One question is, Where do you draw the line in defending the right to speak on campus? There was mainstream commentary about the right to speak, but it was abstract, as if free speech is an absolute right and particular circumstances are irrelevant. Almost all the media commentary appeals to abstract principles — the right to free expression, the values of the liberal university, the free exchange of ideas as a path to truth; violence and disruption are always wrong and dangerous.

Yet everyone draws a line somewhere, everyone knows we all have other core values besides freedom of expression. Even the Conservative Political Action Conference disinvited Milo Yiannopoulos, when he finally transgressed one taboo too many even for conservatives (where was the conservative media outcry defending free speech then? Even libertarian Charles Murray denies Milo’s right to speak!). Would Middlebury’s president hold a forum for a climate denier and ask a climate science professor to debate him? Would Prof. Stanger dialogue in collegial manner with a holocaust denier? (See “Why We Protest,” for student arguments.)  Free speech on college campuses is apparently an elective, not a required course.

The students were telling the school to draw the line at racist propagandists, even when they dress up like academics; Middlebury officials drew the line not there, but at their anti-racist protesters, and school officials now plan to discipline them.

Who do we like here? Who is “us” and who is “them”? Aren’t these questions a test of our moral values, just as much as the more abstract question about whether we uphold free speech and whether we must prioritize it over other core moral principles, such as opposition to racism?

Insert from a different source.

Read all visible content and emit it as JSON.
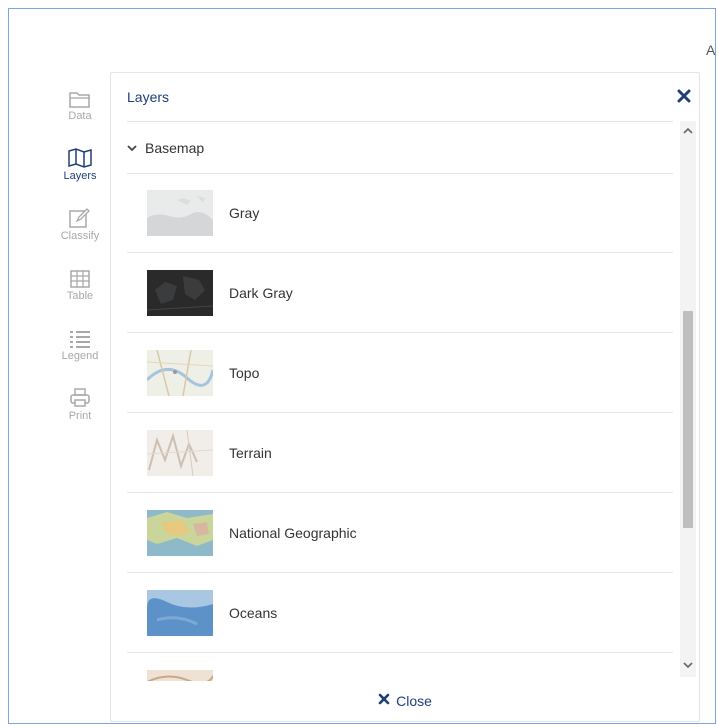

(This is the first part of a discussion; I will follow with comments on the tactics both of the college administration and the protesters. The college’s rationale is well known, but the thinking of the activists is less familiar and quite interesting. And the tactics on all sides were so “normal,” it might not occur to us that there is always a range of possible responses.)

2 Responses to The Middlebury protest: Do racists have the right to speak? Do students have the right to disrupt?

  1. violet says:

    always consider the sources!

  2. Paul says:

    “Three Conservatives on Why Charles Murray’s Ideas Are Bankrupt in the Academic Intellectual Marketplace” Berkeley economic historian Brad DeLong presents arguments by three prominent conservative scholars that debunk the claim of “cross-burner Charles Murray” that IQ differences between racial groups result from genetic differences. Context: Niall Ferguson’s promotion of Murray and other right-wing provocateurs at Stanford.”